Der Bezirksrat von Saarbrücken West hat den Rechtspopulisten Werner Schwaben mit klarer Mehrheit zum ersten Beigeordneten gewählt – mit mehreren Stimmen aus der SPD- oder der CDU-Fraktion. Im Nachhinein will’s keiner gewesen sein. Die Ministerpräsidentin und ihr Vorgänger sind bestürzt.

Die saarländische SPD hat eine Brandmauer zur AfD errichtet. Die saarländische CDU auch. Beide Parteien haben für sich festgelegt, keine Mehrheiten mit der AfD zu bilden. Egal wo: vom kleinsten Ortsbeirat bis hinauf zum Landtag.
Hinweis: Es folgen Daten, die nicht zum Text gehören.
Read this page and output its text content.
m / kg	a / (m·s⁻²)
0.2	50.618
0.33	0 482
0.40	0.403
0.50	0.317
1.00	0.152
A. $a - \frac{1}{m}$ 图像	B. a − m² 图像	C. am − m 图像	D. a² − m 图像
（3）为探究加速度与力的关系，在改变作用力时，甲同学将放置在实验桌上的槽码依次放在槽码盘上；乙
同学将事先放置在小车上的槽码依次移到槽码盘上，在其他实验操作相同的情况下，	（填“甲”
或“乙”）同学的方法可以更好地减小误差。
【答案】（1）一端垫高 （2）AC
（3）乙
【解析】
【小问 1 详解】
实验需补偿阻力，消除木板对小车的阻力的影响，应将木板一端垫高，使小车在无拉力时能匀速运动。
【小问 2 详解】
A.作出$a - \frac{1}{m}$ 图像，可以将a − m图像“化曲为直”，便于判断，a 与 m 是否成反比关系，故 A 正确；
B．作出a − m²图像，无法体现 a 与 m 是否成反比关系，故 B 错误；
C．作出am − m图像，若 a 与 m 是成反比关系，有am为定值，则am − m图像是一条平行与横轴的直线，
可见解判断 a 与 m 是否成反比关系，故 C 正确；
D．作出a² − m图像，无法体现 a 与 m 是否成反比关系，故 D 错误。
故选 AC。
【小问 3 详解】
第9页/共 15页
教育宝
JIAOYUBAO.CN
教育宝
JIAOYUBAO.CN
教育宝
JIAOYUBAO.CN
Folglich hätte gar nicht passieren dürfen, was sich vergangene Woche im Bürgerhaus Saarbrücken-Burbach ereignete: Da wählte der neugebildete Bezirksrat West den Dachdecker und AfD-Politiker Werner Schwaben (62) zum ersten Beigeordneten des Stadtbezirks, der mit 33.000 immerhin so viele Einwohner wie ganz Zweibrücken zählt.

Schwaben (AfD) zehn Stimmen, Arnold (CDU) sieben

In geheimer Wahl entfielen auf Schwaben zehn Stimmen, auf seinen Gegenkandidaten von der CDU, Volker Arnold, sieben. Vier Stimmzettel waren ungültig. Im Bezirksrat sind die Sitze so verteilt: SPD 8. CDU 6, AfD 5, Linke 1, Grüne 1. Da die AfD über nur fünf Sitze verfügt, müssen vier oder fünf Sozial- oder Christdemokraten für den AfD-Mann gestimmt haben – und damit die Brandmauer zur AfD eingerissen haben.

Einige lügen

Nur wer war’s? Die Roten oder die Schwarzen? Das wird nie herauskommen, denn die Wahl war geheim. Die sechs CDU-Vertreter im Bezirksrat haben jetzt eidesstattliche Erklärungen abgegeben. Die acht Sozialdemokraten wollen das jetzt auch machen. Inhalt: Wir waren’s nicht. Aber klar ist: Einige lügen.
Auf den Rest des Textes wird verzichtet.